The other day, I was discussing the new TV advert by MIND / Rethink, called "It's time to talk. It's time to change", with my colleagues at the psychiatric inpatient unit where I work. You know the one - where Dave (from accounts) has come back to work after some time off with a mental illness, and his colleague is contemplating whether or not to ask him how he has been.
It really seems to polarise opinions amongst the folk at my work. Many thought it was funny and interesting, but a couple of people felt it was demeaning to people with mental health issues, by portraying Dave (from accounts) as unpredictable, chaotic, impulsive and... well, a bit nuts, really (sorry for the psychiatric jargon). I respectfully disagreed, because my interpretation (the advert is ambiguous, perhaps intentionally) was that the bizarre behaviour (e.g. crawling into a photocopier, turning into dust, and guzzling down a model building) was the other person's imaginary fear of how the conversation could go. Also, I pointed out that at the very least, it has people talking about the advert, and by proxy thinking about mental illness.
I'd be interested to know what you Huffington Post UK readers think, and would be much obliged if you could enlighten me.
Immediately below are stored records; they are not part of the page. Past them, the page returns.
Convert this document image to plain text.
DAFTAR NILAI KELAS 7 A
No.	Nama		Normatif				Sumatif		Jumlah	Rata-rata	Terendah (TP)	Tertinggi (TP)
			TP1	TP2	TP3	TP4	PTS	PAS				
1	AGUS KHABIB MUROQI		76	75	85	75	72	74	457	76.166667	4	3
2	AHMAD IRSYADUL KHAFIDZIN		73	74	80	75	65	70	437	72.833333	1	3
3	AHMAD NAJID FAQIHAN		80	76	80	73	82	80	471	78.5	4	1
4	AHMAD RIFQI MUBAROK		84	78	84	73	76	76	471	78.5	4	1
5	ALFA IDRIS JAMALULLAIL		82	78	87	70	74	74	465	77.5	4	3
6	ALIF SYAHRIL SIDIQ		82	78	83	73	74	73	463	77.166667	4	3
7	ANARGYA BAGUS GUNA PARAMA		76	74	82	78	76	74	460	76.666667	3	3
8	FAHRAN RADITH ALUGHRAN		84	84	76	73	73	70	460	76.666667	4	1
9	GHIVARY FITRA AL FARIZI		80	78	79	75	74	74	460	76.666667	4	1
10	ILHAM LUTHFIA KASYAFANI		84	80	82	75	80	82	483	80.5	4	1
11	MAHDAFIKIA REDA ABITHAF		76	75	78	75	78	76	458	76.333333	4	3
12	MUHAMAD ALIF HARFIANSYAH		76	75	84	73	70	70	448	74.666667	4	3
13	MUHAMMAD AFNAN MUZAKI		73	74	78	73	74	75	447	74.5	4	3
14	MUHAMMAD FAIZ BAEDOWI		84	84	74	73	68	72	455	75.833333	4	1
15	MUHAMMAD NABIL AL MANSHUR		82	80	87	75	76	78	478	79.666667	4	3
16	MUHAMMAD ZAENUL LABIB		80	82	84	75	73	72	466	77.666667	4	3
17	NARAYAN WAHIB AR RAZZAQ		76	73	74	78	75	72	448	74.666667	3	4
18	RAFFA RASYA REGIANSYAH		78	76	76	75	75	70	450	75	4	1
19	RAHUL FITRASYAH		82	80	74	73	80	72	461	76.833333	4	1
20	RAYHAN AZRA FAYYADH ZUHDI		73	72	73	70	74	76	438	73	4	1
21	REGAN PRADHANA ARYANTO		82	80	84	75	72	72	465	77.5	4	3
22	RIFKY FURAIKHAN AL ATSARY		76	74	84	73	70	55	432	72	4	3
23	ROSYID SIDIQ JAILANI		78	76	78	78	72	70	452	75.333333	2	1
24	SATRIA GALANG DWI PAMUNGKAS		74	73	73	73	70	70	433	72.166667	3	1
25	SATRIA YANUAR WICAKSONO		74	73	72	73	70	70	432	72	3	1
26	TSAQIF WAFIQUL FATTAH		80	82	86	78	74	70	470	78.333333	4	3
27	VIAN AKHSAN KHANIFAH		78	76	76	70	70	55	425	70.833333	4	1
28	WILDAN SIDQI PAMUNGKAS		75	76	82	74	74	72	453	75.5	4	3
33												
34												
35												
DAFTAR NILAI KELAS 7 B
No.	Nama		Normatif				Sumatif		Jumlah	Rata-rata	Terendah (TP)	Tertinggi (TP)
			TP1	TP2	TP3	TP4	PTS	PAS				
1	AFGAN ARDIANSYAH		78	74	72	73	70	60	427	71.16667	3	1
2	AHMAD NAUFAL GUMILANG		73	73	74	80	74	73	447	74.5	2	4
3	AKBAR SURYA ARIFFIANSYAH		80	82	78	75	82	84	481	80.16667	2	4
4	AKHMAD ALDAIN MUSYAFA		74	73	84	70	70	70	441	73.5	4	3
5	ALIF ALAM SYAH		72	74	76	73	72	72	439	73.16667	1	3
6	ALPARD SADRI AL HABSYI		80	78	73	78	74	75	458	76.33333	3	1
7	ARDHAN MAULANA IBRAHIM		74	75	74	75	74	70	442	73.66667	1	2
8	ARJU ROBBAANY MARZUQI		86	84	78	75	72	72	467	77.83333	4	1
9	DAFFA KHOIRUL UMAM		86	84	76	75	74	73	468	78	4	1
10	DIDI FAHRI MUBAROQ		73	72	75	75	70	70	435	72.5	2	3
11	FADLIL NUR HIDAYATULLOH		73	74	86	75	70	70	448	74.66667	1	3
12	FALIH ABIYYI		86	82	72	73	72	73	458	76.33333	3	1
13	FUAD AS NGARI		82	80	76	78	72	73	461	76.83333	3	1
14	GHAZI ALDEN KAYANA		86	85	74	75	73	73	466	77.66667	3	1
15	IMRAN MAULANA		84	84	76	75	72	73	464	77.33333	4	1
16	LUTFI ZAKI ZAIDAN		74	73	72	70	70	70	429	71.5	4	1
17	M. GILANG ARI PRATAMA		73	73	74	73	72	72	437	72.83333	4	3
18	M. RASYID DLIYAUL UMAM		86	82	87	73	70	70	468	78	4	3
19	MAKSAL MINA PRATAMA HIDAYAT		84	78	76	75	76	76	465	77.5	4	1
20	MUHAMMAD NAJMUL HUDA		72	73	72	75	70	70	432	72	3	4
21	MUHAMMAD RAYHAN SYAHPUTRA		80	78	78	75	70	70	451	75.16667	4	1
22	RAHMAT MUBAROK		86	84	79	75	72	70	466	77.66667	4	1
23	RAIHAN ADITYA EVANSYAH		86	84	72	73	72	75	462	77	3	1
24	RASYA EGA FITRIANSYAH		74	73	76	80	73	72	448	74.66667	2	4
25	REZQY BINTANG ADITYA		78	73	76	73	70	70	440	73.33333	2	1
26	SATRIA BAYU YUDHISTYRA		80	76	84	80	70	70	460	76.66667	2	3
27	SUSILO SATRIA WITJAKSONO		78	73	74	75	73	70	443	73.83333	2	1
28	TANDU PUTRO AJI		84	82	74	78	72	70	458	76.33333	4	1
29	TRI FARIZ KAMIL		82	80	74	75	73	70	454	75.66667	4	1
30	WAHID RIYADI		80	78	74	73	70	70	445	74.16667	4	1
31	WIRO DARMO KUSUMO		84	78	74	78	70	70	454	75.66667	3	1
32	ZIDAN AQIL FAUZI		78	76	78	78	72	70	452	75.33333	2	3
One of my colleagues made a comparison to the Vinnie Jones recent resus advert, noting that this also tackles a grave medical situation (near death), which is no laughing matter, in a... well, laughing matter. I pointed out that there was a pertinent difference - unconscious people who are in immediate need of life-saving treatment are not stigmatised like some psychiatric patients. They are not vilified and unfairly judged by many or arbitrarily presumed to be violent.
Hell, nowadays, even Vinnie Jones isn't vilified and unfairly judged by many or arbitrarily presumed to be violent.
Of course, Jones himself promulgated his battle with depression, in a recent BBC documentary - a laudable, brave and progressive step.
I do not have the temerity to attempt to deconstruct the intricate and multiple reasons for such stigma in a blog. But I would say that ignorance is a salient factor. Whoever said it was bliss clearly doesn't sympathise with victims of such backward, archaic, hillbilly thinking. The media hasn't helped, with depictions of the mentally ill, as demonstrated by the unfounded language frequently found in newspaper articles, especially in tabloids. You only have to look back at the Sun's egregious gaff - the headline "Bonkers Bruno locked up", for an example. I wonder how the authors of these types of articles would react to equivalent epithets when being described themselves; such as "sensationalist, greedy, oafish tabloid journalist" or "insensitive, callous, attention-seeking, horrible, immoral reporter."
Too much? Sorry.
"Mental illness is nothing to be ashamed of, but stigma and bias shame us all" - Bill Clinton
The very same day of the discussion about the TV advert, I reviewed an outpatient who had recently been discharged after a long stay in our secure Forensic Unit. He was telling me his woeful experience of returning back home, and trying to reintegrate himself against all the prejudice and stigma he had to face.
Although very psychiatrically unwell at the time of his index offence (he assaulted a stranger, while suffering from paranoid delusions), he had since turned his life around. It took medication, psychology sessions and a lot of therapy, but most of all it took motivation, effort and dedication on his part. He is able to look after his day-to-day living, and elude the temptation of drugs and the company of old, nefarious associates. He exercises every day, is actively interacted with his community, and is trying to look for work.
Now, either I am watching too much Jeremy Kyle, or there is actually a significant proportion of our society, for whom the same cannot be said. But because of this invisible, yet heavy label hanging around his neck, he has felt stigmatisation all around him. When it came to looking for a job, speaking to old friends from his neighbourhood, and even spending time with his family, he sensed their fears and insecurities behind the looks they gave him, and hidden within the words they spoke.
I've been around many people with mental illnesses in my career. Some can be challenging and difficult, but the majority are friendly, pleasant and thoughtful. I've also been around many more people without mental illnesses in my life. It is the same.
I've been able to draw my own conclusions from my experiences, but struggled to construe how some people can be so judgemental and narrow-minded. More than a quarter of the population suffers from a mental disorder at one time in their life. And very, very few of those people crawl into photocopiers, turn into dust, or guzzle down model buildings. This means that the only way someone can realistically reach the corollary of mental illness always equating to unpredictable bizarre behaviour, is if they locked themselves in a cave, and barely interacted with anybody at all.